Orange 1975 et Woodstock devint Français !
En toute franchise, le festival d’Orange en 1975, présenté comme le Woodstock Français, ne m’a pas laissé un souvenir impérissable, tant les failles de l’organisation furent nombreuses. Il n’en reste, pas moins, qu’il doit être considéré comme un événement majeur et que les nombreux articles que la presse lui a consacré ont largement contribué au développement du rock en France. Pour cela, il faut prendre en considération, le contexte de l’époque. Pendant que la France se « giscardisait » autour d’un accordéon, une partie de sa jeunesse aux cheveux longs et aux pantalons en pattes d’éléphants était beaucoup plus attirée par les sons venus du Royaume Uni et des Etats Unis et aussi d’Allemagne avec des groupes comme Can, Amon Duüll, Tangerine Dream, Agitation Free etc.…

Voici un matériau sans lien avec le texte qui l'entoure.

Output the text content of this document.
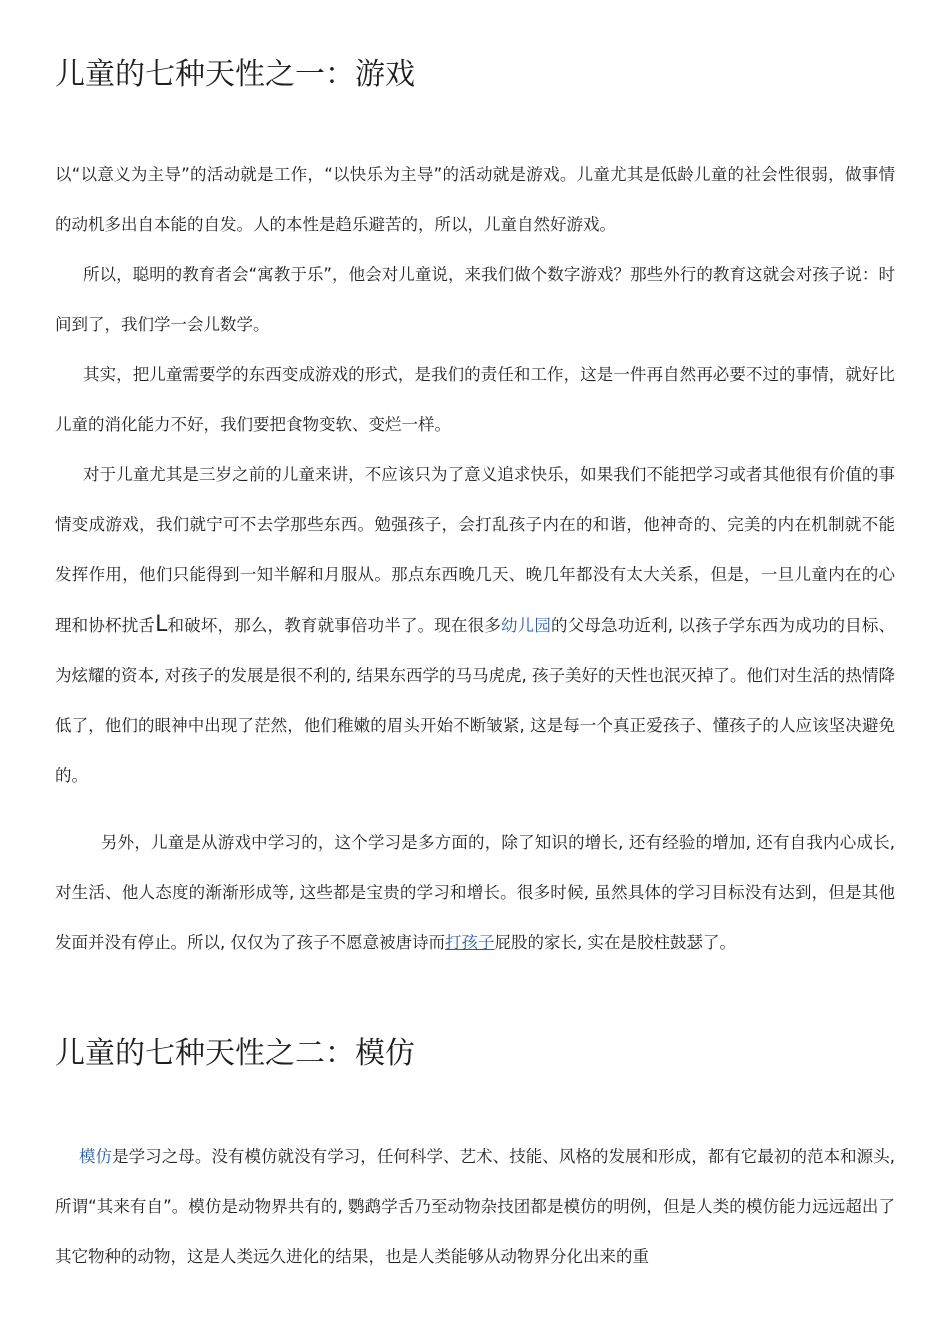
儿童的七种天性之一：游戏

以“以意义为主导”的活动就是工作，“以快乐为主导”的活动就是游戏。儿童尤其是低龄儿童的社会性很弱，做事情的动机多出自本能的自发。人的本性是趋乐避苦的，所以，儿童自然好游戏。

所以，聪明的教育者会“寓教于乐”，他会对儿童说，来我们做个数字游戏？那些外行的教育这就会对孩子说：时间到了，我们学一会儿数学。

其实，把儿童需要学的东西变成游戏的形式，是我们的责任和工作，这是一件再自然再必要不过的事情，就好比儿童的消化能力不好，我们要把食物变软、变烂一样。

对于儿童尤其是三岁之前的儿童来讲，不应该只为了意义追求快乐，如果我们不能把学习或者其他很有价值的事情变成游戏，我们就宁可不去学那些东西。勉强孩子，会打乱孩子内在的和谐，他神奇的、完美的内在机制就不能发挥作用，他们只能得到一知半解和月服从。那点东西晚几天、晚几年都没有太大关系，但是，一旦儿童内在的心理和协杯扰舌L和破坏，那么，教育就事倍功半了。现在很多幼儿园的父母急功近利, 以孩子学东西为成功的目标、为炫耀的资本, 对孩子的发展是很不利的, 结果东西学的马马虎虎, 孩子美好的天性也泯灭掉了。他们对生活的热情降低了，他们的眼神中出现了茫然，他们稚嫩的眉头开始不断皱紧, 这是每一个真正爱孩子、懂孩子的人应该坚决避免的。

另外，儿童是从游戏中学习的，这个学习是多方面的，除了知识的增长, 还有经验的增加, 还有自我内心成长, 对生活、他人态度的渐渐形成等, 这些都是宝贵的学习和增长。很多时候, 虽然具体的学习目标没有达到，但是其他发面并没有停止。所以, 仅仅为了孩子不愿意被唐诗而打孩子屁股的家长, 实在是胶柱鼓瑟了。

儿童的七种天性之二：模仿

模仿是学习之母。没有模仿就没有学习，任何科学、艺术、技能、风格的发展和形成，都有它最初的范本和源头, 所谓“其来有自”。模仿是动物界共有的, 鹦鹉学舌乃至动物杂技团都是模仿的明例，但是人类的模仿能力远远超出了其它物种的动物，这是人类远久进化的结果，也是人类能够从动物界分化出来的重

Les 15, 16 et 17 août 1975 eut donc lieu, avec pour cadre le théâtre antique d’Orange, le premier grand festival pop en France. Organisé par Wah Wah et sponsorisé par RTL, il faisait partie d’une immense tournée européenne avec de nombreux artistes. Pour des raisons obscures, le programme initial, qui devait comporter Lou Reed en tête d’affiche, fut non seulement amputé de sa vedette, mais aussi de nombreux autres groupes comme Rory Gallagher. Néanmoins, et malgré ces annulations, le programme de ces trois jours restait extrêmement attrayant avec pour le premier soir un groupe doté d’une flatteuse réputation Bad Company.
Il convient de préciser qu’à l’époque du festival d’Orange, je travaillais dans un magasin de disques à Bordeaux et que nous avions, au moment de la sortie du premier album de Bad C° l’année précédente, était conquis par le son novateur du groupe qui apportait une dimension nouvelle au hard rock. La vie à l’époque était beaucoup plus décontractée que celle si froide, et inhumaine que nous traversons actuellement et pour la modique somme de 120 Francs, j’avais acquis le passeport qui me donnait l’accès aux trois jours de festivité. Les concerts étaient programmés de 19 H à 2 H du matin les deux premiers soirs et de 17 H à 2 H le dernier soir avec une sono de 25000 watts venue directement de Los Angeles comme annoncée dans le programme officiel.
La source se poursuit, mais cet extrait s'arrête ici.